2. Reset the simulation so that your LM has a full tank of fuel. Fire your engines for a
short burst so that you gain some altitude. You should be at least 300m from the
surface.
a. Record an initial altitude for the LM and let it fall toward the surface without firing its
engine. Notice the y-Velocity on the display monitor. Use this information to
calculate the acceleration due to the moon’s gravity. Record your solution with the
data you collected below.
b. Once you have calculated the moon’s acceleration due to gravity, find the maximum
acceleration of the LM due to its engines. Explain your solution below and show the
data you used and collected.
c. Now with the data you collected and your answer to part (b), find the mass of the LM.
Explain your solution below and show the data you used and collected.
d. Does your value for the mass of the LM change depending on how much fuel you
use up in the simulation? Support your answer with data and show your work.
e. According to your findings from this simulation, what would the LM’s weight be on
Earth? On the Moon?
Projectile Motion Extension:
Use the value for the acceleration due to gravity on the moon to complete this extension. Boost
the LM to an altitude of ~300 m such that the y-Velocity will be zero at this point. (You may
have to pause the simulation to get the sequence down.) Have the LM tilted 900 to the left or to
the right so that if you fired the engines the resulting velocity would be along the x-axis.
Once at this altitude, and with the LM in the proper position, fire the engines for a short burst so
that the LM gains a velocity of ~0.5 m/s (make sure you write down the exact velocity).

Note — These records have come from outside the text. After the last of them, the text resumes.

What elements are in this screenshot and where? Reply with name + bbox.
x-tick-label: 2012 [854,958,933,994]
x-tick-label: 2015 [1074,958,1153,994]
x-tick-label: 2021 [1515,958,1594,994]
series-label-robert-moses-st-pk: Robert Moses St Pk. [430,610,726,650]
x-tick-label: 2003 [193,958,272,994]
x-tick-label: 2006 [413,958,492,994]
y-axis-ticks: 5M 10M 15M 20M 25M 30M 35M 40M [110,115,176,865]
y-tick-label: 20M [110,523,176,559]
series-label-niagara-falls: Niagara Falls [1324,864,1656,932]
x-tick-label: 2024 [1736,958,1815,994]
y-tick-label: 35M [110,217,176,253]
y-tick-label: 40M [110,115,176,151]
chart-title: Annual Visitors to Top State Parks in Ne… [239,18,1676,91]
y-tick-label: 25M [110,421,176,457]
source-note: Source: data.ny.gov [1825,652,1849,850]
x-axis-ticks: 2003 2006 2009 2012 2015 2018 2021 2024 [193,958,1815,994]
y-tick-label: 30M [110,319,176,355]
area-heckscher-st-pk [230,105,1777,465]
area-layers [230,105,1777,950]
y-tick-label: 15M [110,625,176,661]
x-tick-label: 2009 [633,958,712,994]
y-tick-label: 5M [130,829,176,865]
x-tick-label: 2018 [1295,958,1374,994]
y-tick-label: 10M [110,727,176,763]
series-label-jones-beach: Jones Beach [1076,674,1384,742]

Predict where the LM will crash if you let it continue on its path to the surface of the moon.
Does your prediction match the readout for the LM’s range on the display panel? (Note, you
may have to maneuver your LM so that you have an initial x-position = 0m. Do this before you
set the LM in position at the 300 m altitude. If this is too difficult, just note your initial x-position.)
Find the % error between your prediction and the actual range.